Today we climbed Conic hill at Loch Lomond. As we hiked, I was reminded of my dad singing along with John McDermott to this song.
By Yon Bonnie Banks and by yon Bonnie Braes,
Where the sun shines bright on Loch Lomon',
Where my and my true love, will never meet again, on the bonnie bonnie banks of Loch Lomond
Oh you take the high road and I'll take the low, and I'll be in Scotland a-for ye…
He would sing that while milking the cows. He was always singing, as I remember him then.
We were in Loch Lomond and the Trossachs National Park, Scotland's first, set up back in 2002. The trail follows part of the West Highland Way before peeling off up Conic Hill itself, an eleven-hundred-and-eighty-foot peak sitting right on the Highland Boundary Fault.
It was perfect weather for hiking, cool with some wind to keep the midges at bay. All we needed to do was walk.





I can honestly say that coming down was harder this time. The stone steps that have been laid in the last few years are great, but you have to be careful where you step.
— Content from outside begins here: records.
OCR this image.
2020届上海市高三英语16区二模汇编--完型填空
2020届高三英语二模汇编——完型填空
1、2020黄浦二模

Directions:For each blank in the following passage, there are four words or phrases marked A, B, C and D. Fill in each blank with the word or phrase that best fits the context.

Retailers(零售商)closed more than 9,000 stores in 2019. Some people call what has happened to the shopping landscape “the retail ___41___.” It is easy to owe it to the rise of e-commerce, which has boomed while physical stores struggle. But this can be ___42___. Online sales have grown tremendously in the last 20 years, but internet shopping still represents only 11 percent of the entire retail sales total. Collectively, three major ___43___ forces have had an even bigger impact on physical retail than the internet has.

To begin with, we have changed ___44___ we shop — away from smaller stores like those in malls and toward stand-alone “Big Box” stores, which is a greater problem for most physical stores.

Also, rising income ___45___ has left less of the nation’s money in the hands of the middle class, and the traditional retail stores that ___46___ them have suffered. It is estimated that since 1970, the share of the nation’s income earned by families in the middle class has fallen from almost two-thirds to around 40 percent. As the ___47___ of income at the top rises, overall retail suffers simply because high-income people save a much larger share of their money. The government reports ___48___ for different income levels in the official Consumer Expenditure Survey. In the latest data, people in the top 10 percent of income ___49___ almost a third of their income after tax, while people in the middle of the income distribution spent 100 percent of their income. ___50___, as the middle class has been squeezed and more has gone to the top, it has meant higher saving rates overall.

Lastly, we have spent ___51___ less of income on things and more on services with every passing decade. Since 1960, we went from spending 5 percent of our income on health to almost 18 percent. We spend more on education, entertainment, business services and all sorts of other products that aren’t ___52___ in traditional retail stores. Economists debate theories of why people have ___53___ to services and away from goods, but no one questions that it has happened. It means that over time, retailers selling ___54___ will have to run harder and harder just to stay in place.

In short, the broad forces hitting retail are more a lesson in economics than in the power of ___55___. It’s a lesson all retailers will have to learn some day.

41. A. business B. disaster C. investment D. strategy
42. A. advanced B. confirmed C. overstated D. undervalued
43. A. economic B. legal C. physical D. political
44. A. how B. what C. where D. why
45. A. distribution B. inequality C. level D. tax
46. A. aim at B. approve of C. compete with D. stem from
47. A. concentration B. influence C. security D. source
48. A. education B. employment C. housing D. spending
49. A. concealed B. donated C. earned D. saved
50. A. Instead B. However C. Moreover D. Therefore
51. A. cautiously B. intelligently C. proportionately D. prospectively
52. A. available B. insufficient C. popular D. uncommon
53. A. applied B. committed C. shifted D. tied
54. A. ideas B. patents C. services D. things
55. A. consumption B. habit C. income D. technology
The views were spectacular, to say the least. It was breathtaking to stand there and think of the generations of Scots (and tourists, but that's less romantic) who have taken in that same view. You're looking out across the islands of Loch Lomond to the Arrochar Alps lined up beyond.










All in it was about four miles and three hours, with around eleven hundred and fifty feet of climb.
We stopped in at Luss on the way around the Loch to stand at the water's edge itself before carrying on to our hotel the Kings House, a place right on the West Highland Way path. Lots of travellers stay here on foot as they hike.
After Luss we kept going north out of the park and up into Glen Coe, which is where the Kings House actually sits, with the mountains right there out the windows.

Before dinner at the Kings House tonight a storyteller came in with a harp and told us about Corrag, the witch of Glen Coe.

The way the tale goes, Corrag saw the Glencoe Massacre coming and tried to warn the chief of the MacDonalds. He wouldn't listen. So she took his sword and threw it into the loch, and said that as long as that sword stayed where it was, no man from the Glen would ever fall in battle again.
For a few hundred years it held. Through Culloden, through Waterloo, men from Glencoe came home. Then in 1916 a dredger pulled an old sword handle out of the water at Loch Linnhe. The very next day was the first day of the Battle of the Somme, and seven men from the Glen were killed.
Sitting in a wood-panelled room after a day on the hills, listening to a story like that, you remember pretty quickly that this country has a long memory.
Wandered into the Kings House Bar after to close the night out. They have a row of whisky flight boards on the menu, three drams each, designed around regions or moods. I went with the Highland Mixture: Clynelish 14, Fettercairn 12, and Cragganmore 12.
Sat there with all three lined up on the wooden board, taking them in order, the bar warm and cozy - a wood fire burning in the corner fireplace. Good way to unwind after a long day!